Disclosure of CEO pay regulatory-issues. It is always a wise time to consider the regulatory problems requiring decisions and action. Court cases alleging excessive pay have focused on whether plans that govern director may include:

  • “Meaningful limits.”
  • Suggesting that employers might want to consider what compensation level constitutes a “meaningful limit,” for example.
  • A fixed formula.
  • A dollar/share limit.

Should different limits exist for roles or a single cap for all directors?

Companies should consider reviewing and documenting their pay-setting process thoroughly, including how the board sets director pay and the role of peer group selection.

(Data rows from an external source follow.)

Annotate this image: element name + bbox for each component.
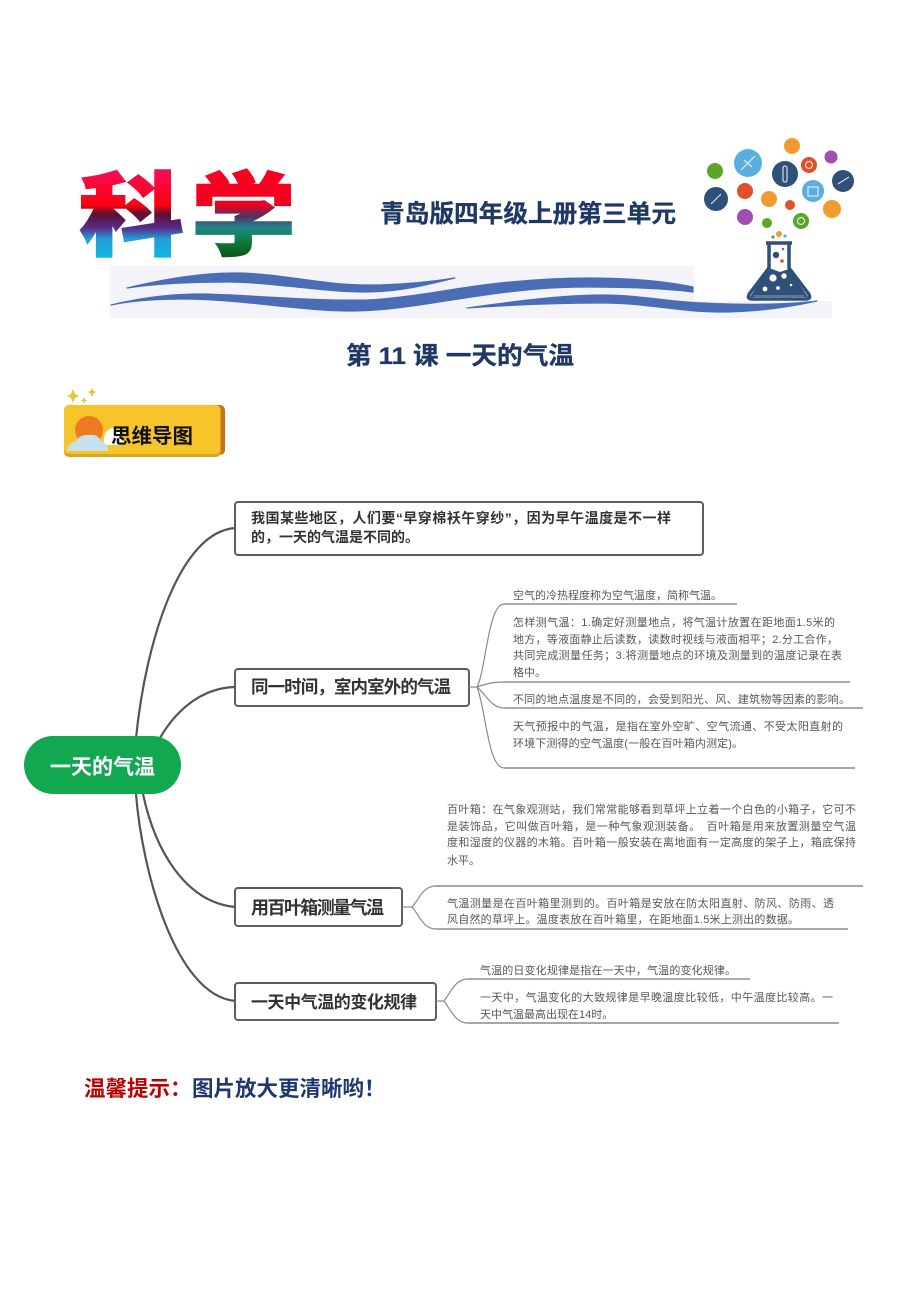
lesson title: 第 11 课 一天的气温 — [346, 342, 574, 370]
text: louver box: 百叶箱：在气象观测站，我们常常能够看到草坪上立着一个白色的小箱子，它可不 — [447, 802, 856, 816]
text: louver box — [447, 802, 856, 867]
branches of node 3 — [402, 886, 863, 929]
text: daily variation: 气温的日变化规律是指在一天中，气温的变化规律。 — [480, 963, 736, 977]
badge: 思维导图: 思维导图 — [111, 425, 193, 448]
text: pattern: 天中气温最高出现在14时。 — [480, 1007, 613, 1021]
text: weather forecast — [513, 719, 843, 750]
icon: flask — [748, 243, 810, 299]
node 1: 的，一天的气温是不同的。 — [251, 529, 419, 545]
text: how to measure: 格中。 — [513, 665, 546, 679]
footer tip: 温馨提示： — [84, 1077, 192, 1101]
icon: science bubbles — [704, 138, 854, 239]
text: louver box: 水平。 — [447, 854, 480, 867]
banner background — [110, 266, 832, 318]
node 2 — [235, 669, 469, 706]
text: measuring in louver box — [447, 896, 834, 926]
text: how to measure: 怎样测气温：1.确定好测量地点，将气温计放置在距地面1.5米的 — [513, 615, 835, 629]
footer tip — [84, 1077, 386, 1101]
footer tip: 图片放大更清晰哟！ — [192, 1077, 386, 1101]
central node: 一天的气温 — [50, 756, 155, 779]
logo: 科学: 科 — [79, 167, 184, 268]
node 2: 同一时间，室内室外的气温 — [251, 677, 451, 697]
node 4 — [235, 983, 436, 1020]
text: louver box: 度和湿度的仪器的木箱。百叶箱一般安装在离地面有一定高度的架子上，箱底保持 — [447, 835, 856, 849]
badge: 思维导图 — [64, 388, 225, 457]
text: air temperature definition: 空气的冷热程度称为空气温度，简称气温。 — [513, 588, 722, 602]
subtitle: 青岛版四年级上册第三单元 — [380, 200, 676, 228]
text: how to measure — [513, 615, 842, 679]
node 1: 我国某些地区，人们要“早穿棉袄午穿纱”，因为早午温度是不一样 — [251, 510, 671, 526]
text: factors: 不同的地点温度是不同的，会受到阳光、风、建筑物等因素的影响。 — [513, 692, 850, 706]
logo: 科学: 学 — [191, 167, 296, 268]
text: weather forecast: 环境下测得的空气温度(一般在百叶箱内测定)。 — [513, 736, 743, 750]
text: pattern: 一天中，气温变化的大致规律是早晚温度比较低，中午温度比较高。一 — [480, 990, 833, 1004]
text: weather forecast: 天气预报中的气温，是指在室外空旷、空气流通、不受太阳直射的 — [513, 719, 843, 733]
branches of node 2 — [469, 604, 863, 768]
central node — [24, 736, 181, 794]
node 3 — [235, 888, 402, 926]
branches of node 4 — [436, 979, 839, 1023]
text: how to measure: 共同完成测量任务；3.将测量地点的环境及测量到的温度记录在表 — [513, 648, 842, 662]
logo: 科学 — [79, 167, 296, 268]
text: measuring in louver box: 风自然的草坪上。温度表放在百叶箱里，在距地面1.5米上测出的数据。 — [447, 912, 799, 926]
node 3: 用百叶箱测量气温 — [251, 898, 384, 918]
node 4: 一天中气温的变化规律 — [251, 992, 417, 1012]
text: louver box: 是装饰品，它叫做百叶箱，是一种气象观测装备。 百叶箱是用来放置测量空气温 — [447, 819, 856, 833]
text: measuring in louver box: 气温测量是在百叶箱里测到的。百叶箱是安放在防太阳直射、防风、防雨、透 — [447, 896, 834, 910]
sparkles — [67, 388, 96, 404]
node 1 — [235, 502, 703, 555]
connector: main branches — [136, 528, 235, 1001]
waves — [111, 273, 817, 312]
text: how to measure: 地方，等液面静止后读数，读数时视线与液面相平；2.分工合作， — [513, 632, 838, 646]
text: pattern — [480, 990, 833, 1021]
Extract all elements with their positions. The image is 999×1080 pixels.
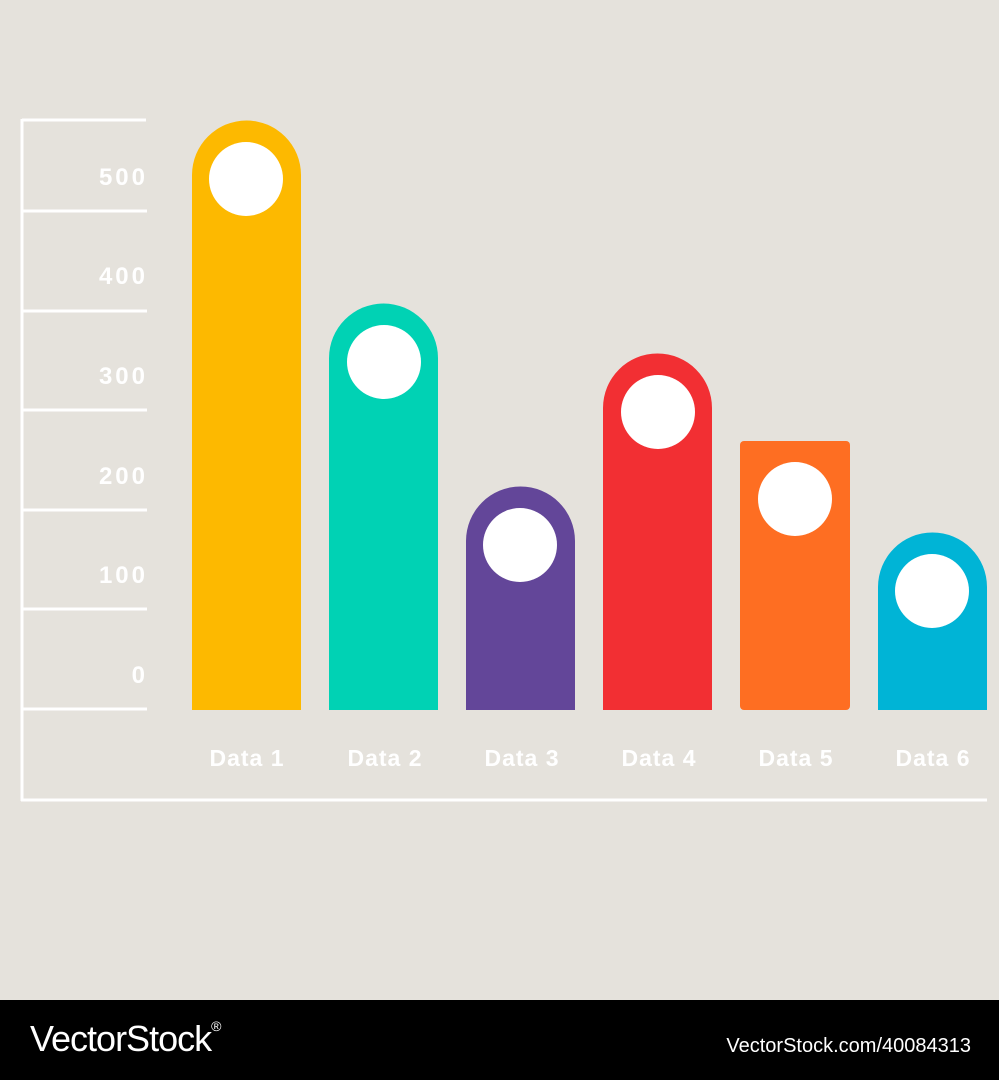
bar: Data 4 [603, 353, 712, 710]
bar: Data 6 [878, 532, 987, 710]
x-axis labels: Data 6 [895, 745, 971, 771]
x-axis labels [209, 745, 971, 771]
y-axis labels: 400 [99, 263, 148, 290]
y-axis labels: 200 [99, 463, 148, 490]
y-axis labels: 300 [99, 363, 148, 390]
y-axis labels: 500 [99, 164, 148, 191]
footer bar [0, 1000, 999, 1080]
x-axis labels: Data 4 [621, 745, 697, 771]
axes [21, 119, 987, 801]
bar: Data 3 [466, 486, 575, 710]
bar: Data 5 [740, 441, 850, 710]
y-axis labels [99, 164, 148, 689]
footer id: VectorStock.com/40084313 [726, 1035, 971, 1057]
x-axis labels: Data 2 [347, 745, 423, 771]
x-axis labels: Data 5 [758, 745, 834, 771]
footer brand: VectorStock® [30, 1018, 220, 1059]
bar: Data 1 [192, 121, 301, 710]
y-axis labels: 100 [99, 562, 148, 589]
y-axis labels: 0 [132, 662, 148, 689]
x-axis labels: Data 3 [484, 745, 560, 771]
x-axis labels: Data 1 [209, 745, 285, 771]
bar: Data 2 [329, 304, 438, 710]
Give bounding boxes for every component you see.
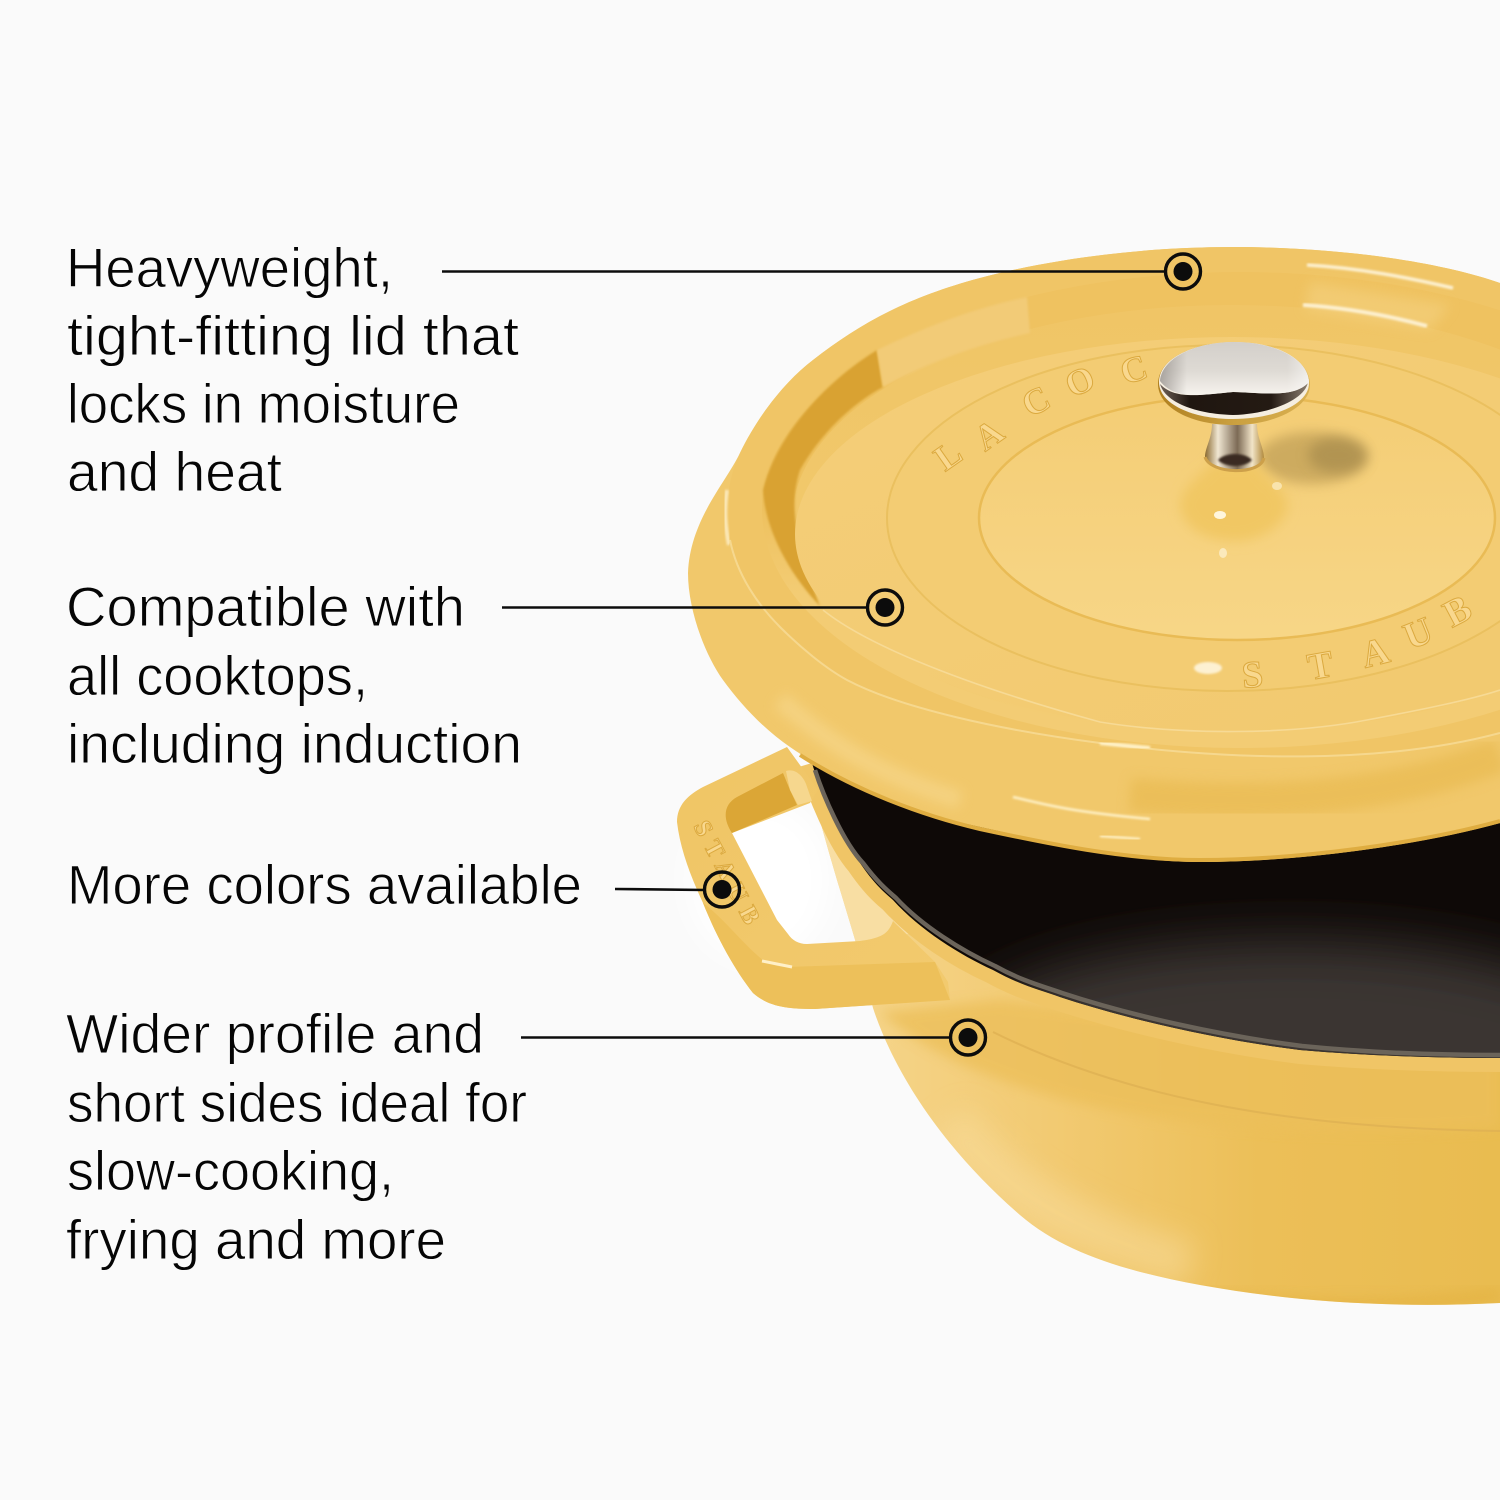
embossed brand lettering: STAUB: STAUB [1240,587,1479,697]
lid upper rim [727,247,1500,756]
callout 4 text: short sides ideal for [67,1071,527,1134]
callout 1 text: locks in moisture [67,372,460,435]
knob stem [1205,424,1264,471]
cookware: yellow cast iron pot with lid [677,247,1500,1306]
callout 4 leader line and marker [521,1020,986,1055]
lid inner band [792,305,1500,735]
side handle [677,747,950,1009]
callout 1 text: Heavyweight, [66,236,393,299]
callout 3 text: More colors available [67,853,582,916]
callout 3: colors [67,853,740,916]
inner plateau [979,396,1495,640]
callout 1 leader line and marker [442,254,1200,289]
pot rim [812,763,1500,1058]
lid bottom edge shading [780,700,1500,860]
pot interior [812,765,1500,1058]
floor lower edge line [823,610,1500,732]
lid outer body [688,247,1500,862]
embossed handle lettering: STAUB [688,816,769,936]
callout 1 text: and heat [67,440,282,503]
embossed brand lettering: LA COC: LA COC [927,347,1152,479]
dark well reflection [763,297,1030,606]
callout 2 text [66,575,522,775]
callout 2 leader line and marker [502,590,902,625]
callout 4 text [66,1002,527,1271]
glossy highlight by brand lettering [1194,662,1222,674]
knob cap [1158,342,1310,425]
knob shadow [1258,432,1368,484]
lid rim glare [725,265,1453,748]
product and callouts illustration [66,247,1500,1305]
callout 2: cooktops [66,575,902,775]
upper rim lower step line [730,540,1500,756]
callout 4 text: frying and more [66,1208,446,1271]
callout 4 text: Wider profile and [66,1002,484,1065]
callout 4: wider profile [66,1002,986,1271]
callout 2 text: including induction [67,712,522,775]
lid well wall [762,272,1500,748]
pot body [822,826,1500,1305]
callout 2 text: Compatible with [66,575,465,638]
callout 1 text [66,236,519,503]
infographic canvas [66,247,1500,1305]
callout 2 text: all cooktops, [67,644,368,707]
callout 3 leader line and marker [615,872,740,907]
callout 1: heavyweight lid [66,236,1200,503]
lid floor [795,337,1500,731]
white glow behind handle [690,800,830,960]
callout 4 text: slow-cooking, [67,1139,394,1202]
raised ring [887,345,1500,691]
knob base [1180,462,1288,558]
callout 1 text: tight-fitting lid that [67,304,519,367]
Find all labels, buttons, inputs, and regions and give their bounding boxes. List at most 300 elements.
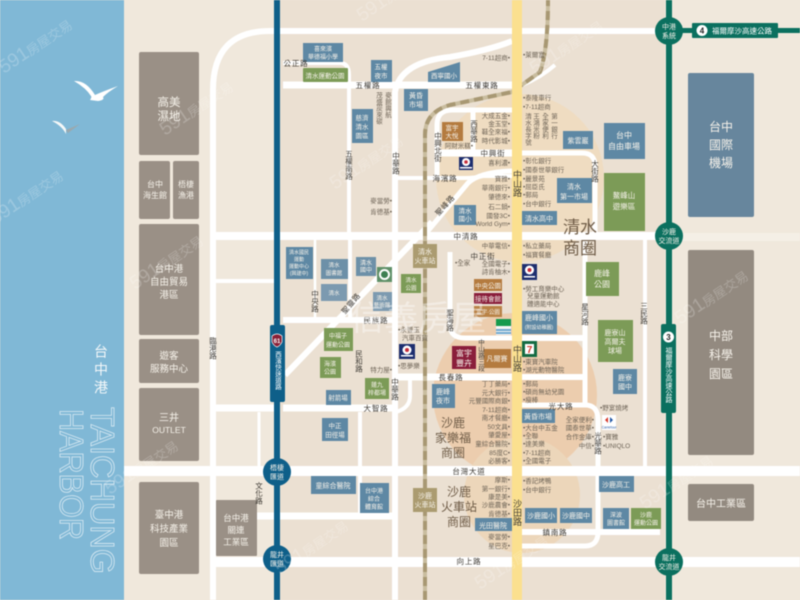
Reception Hall <box>474 293 502 304</box>
Lufeng Elementary: (附設幼稚園) <box>525 324 553 331</box>
Qingshui library <box>321 259 348 279</box>
Golf course <box>598 320 633 362</box>
Lianjiu sports field: 蓮九 <box>371 381 383 389</box>
road labels: 中興北街 <box>433 131 442 163</box>
poi labels left of main road: 沙鹿農會• <box>482 500 511 509</box>
poi labels right of main road: •萊爾富 <box>523 50 545 59</box>
Taichung Ocean Hall <box>139 161 170 219</box>
Qingshui High: 清水高中 <box>525 214 553 223</box>
seagull large <box>74 81 118 101</box>
road labels: 長春路 <box>439 372 463 382</box>
faint right road <box>672 233 800 241</box>
Zhongfu Park <box>324 328 353 351</box>
brand landmarks <box>377 122 617 430</box>
commercial zone: Shalu station <box>464 437 580 553</box>
Shenbo Library: 圖書館 <box>607 519 625 527</box>
Versailles <box>484 349 511 368</box>
Shalu Junior High: 沙鹿國中 <box>562 511 590 520</box>
Qingshui High <box>522 211 557 225</box>
poi labels left of main road: 南才餐廳• <box>482 413 511 422</box>
road labels: 三民路 <box>639 302 648 325</box>
Tungs Hospital <box>311 476 356 494</box>
Sports Complex: 體育館 <box>365 503 383 511</box>
poi labels left of main road: •思夢樂 <box>398 361 420 370</box>
Aofeng Mountain <box>604 173 645 231</box>
Gaomei Wetland <box>139 52 199 155</box>
Qingshui Station <box>413 244 437 268</box>
Shalu Carrefour business circle <box>435 415 471 460</box>
poi labels right of main road: •麗景苑 <box>523 174 545 183</box>
Lufeng Park: 鹿峰 <box>594 268 610 278</box>
road labels: 西華路 <box>469 120 478 143</box>
interchange Shalu <box>655 222 683 250</box>
poi labels left of main road: 肯德基• <box>488 509 511 518</box>
Wuquan night market: 夜市 <box>374 71 388 80</box>
Lufeng night market: 夜市 <box>436 396 450 405</box>
Qingshui Station: 火車站 <box>414 256 436 265</box>
freeway 4 sign <box>692 23 778 38</box>
Shenbo Library: 深波 <box>610 511 622 519</box>
road labels: 民和路 <box>354 350 364 373</box>
Shenbo Library <box>603 508 629 529</box>
poi labels left of main road: 麥當勞• <box>370 196 393 205</box>
Zhongzheng Stadium: 中正 <box>328 421 342 430</box>
poi labels left of main road: 茂盛炭來碳 <box>374 91 383 126</box>
harbor title <box>53 344 121 574</box>
road labels: 中央路 <box>310 289 320 313</box>
Sports Complex <box>360 483 389 513</box>
interchange Longjing: 龍井 <box>270 550 284 559</box>
road labels: 公正路 <box>284 58 308 68</box>
poi labels left of main road: 摩斯• <box>495 475 511 484</box>
poi labels left of main road: 7-11超商• <box>482 53 511 62</box>
road labels: 光大路 <box>549 401 573 411</box>
interchange Longjing east: 交流道 <box>658 562 680 571</box>
poi labels left of main road: 丁丁藥局• <box>482 379 511 388</box>
Shalu Carrefour business circle: 商圈 <box>441 445 465 460</box>
Tech Industrial Park: 科技產業 <box>150 523 188 535</box>
Qingshui centre block <box>321 284 347 301</box>
Versailles: 凡爾賽 <box>486 354 508 363</box>
Taichung Industrial Park: 台中工業區 <box>696 497 746 510</box>
Qingshui centre block: 清水 <box>328 289 340 297</box>
Fuyu Dayue <box>442 122 463 141</box>
poi labels right of main road: •香記烤鴨 <box>523 476 552 485</box>
poi labels right of main road: •福寶餐廳 <box>523 250 552 259</box>
evening market: 黃昏 <box>409 91 423 100</box>
poi labels left of main road: 汽車百貨 <box>402 333 428 342</box>
commercial zone: Shalu Carrefour <box>433 313 597 477</box>
poi labels left of main road: 阿財米糕• <box>445 141 474 150</box>
watermarks: 591房屋交易 <box>101 435 182 499</box>
poi labels right of main road: •彰化銀行 <box>523 156 552 165</box>
Fuyu Dayue: 富宇 <box>446 123 459 132</box>
poi labels right of main road: •7-11超商 <box>523 448 551 457</box>
interchange Shalu: 交流道 <box>658 236 680 245</box>
poi labels left of main road: •永豐玉 <box>398 325 420 334</box>
road labels: 中華路 <box>390 377 400 401</box>
Shalu Elementary <box>525 508 557 523</box>
Taichung Airport: 台中 <box>709 119 733 134</box>
badge 61 <box>270 325 285 402</box>
Shalu Junior High <box>560 508 592 523</box>
Qingshui Junior High <box>356 257 376 276</box>
Qingshui sports center: 運動中心 <box>289 263 309 270</box>
interchange Shalu: 沙鹿 <box>662 227 676 236</box>
road labels: 中正街 <box>471 251 495 261</box>
Wuqi Fishing Port: 梧棲 <box>178 179 194 189</box>
Shalu Station: 火車站 <box>414 500 436 509</box>
Gaomei Wetland: 濕地 <box>158 110 181 123</box>
poi labels left of main road: 85度C• <box>489 448 511 457</box>
Taichung Velodrome: 台中 <box>616 130 632 140</box>
interchange Zhonggang <box>655 17 683 45</box>
Aofeng Mountain: 鰲峰山 <box>613 190 635 200</box>
poi labels right of main road: •達美樂 <box>523 439 545 448</box>
poi labels right of main road: •碩尚無幼兒園 <box>523 387 564 396</box>
Fuyu Fenghui: 富宇 <box>456 348 472 358</box>
Qingshui business circle: 清水 <box>563 218 597 237</box>
Central Park: 中央公園 <box>475 281 501 290</box>
poi labels left of main road: 童綜合醫院• <box>475 439 511 448</box>
road labels: 大街路 <box>590 159 600 183</box>
Lufeng night market <box>432 384 455 408</box>
Qingshui Park <box>401 274 421 293</box>
road labels: 文化路 <box>254 481 264 505</box>
road labels: 台灣大道 <box>452 466 486 476</box>
road labels: 中山路 <box>512 344 522 373</box>
Tech Industrial Park <box>139 482 199 574</box>
watermarks: 591房屋交易 <box>156 76 237 140</box>
road labels: 五權東路 <box>465 80 499 90</box>
icon: FamilyMart <box>496 319 511 335</box>
road labels: 聖海路 <box>445 309 454 332</box>
road labels: 臨港路 <box>208 336 218 360</box>
Related Industrial Zone: 關連 <box>227 525 245 535</box>
Fuyu Dayue: 大悅 <box>446 131 459 140</box>
Tungs Hospital: 童綜合醫院 <box>316 481 350 490</box>
archery range: 射箭場 <box>328 393 348 402</box>
poi labels left of main road: 星巴克• <box>488 542 511 550</box>
Xining Elementary: 西寧國小 <box>431 71 458 80</box>
watermarks: 591房屋交易 <box>526 15 607 79</box>
interchange Longjing east: 龍井 <box>662 553 676 562</box>
poi labels left of main road: 肇愛屋• <box>488 430 511 439</box>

Consider the optimal time to adopt a limit, whether it should be in the omnibus plan approved by shareholders, and whether the board can amend that plan without shareholder approval. Also, consider if shareholders should be asked to approve a new stand-alone plan solely for directors.

Compensation committees would be well served to ask finance departments and their accounting firms to consider GAAP rule changes as part of the compensation planning process. 

Disclosure of CEO pay regulatory-issues

Companies should think about their communication strategy sooner rather than later, as this could be a multiyear project for many companies. Communicating the CEO pay ratio will be necessary; the ratio will be out there for all to see, including employees, customers, competitors, potential employees, and the press.

The hedging regulations proposed by the SEC require companies to disclose their adopted policy to shareholders. Given the heightened shareholder focus, the rules do not need any specific hedging policy; companies should consider adding or amending an approach.

Companies that still need to do this should start modeling to develop the best approach to disclosing the comparison to the peer group’s total shareholder return. Under the rule, companies must choose whether to use the peer group in the disclosed TSR table or the one used to benchmark executive compensation.

The overarching concern should be implementing a Clawback Policy in a way that does not trigger shareholder lawsuits; this might be the issue that will require the most work. Companies should undertake a deliberative, well-documented process to understand how any restatement of results would affect executive pay. Finally, review the process in which pay decisions are documented to clarify which payouts are based.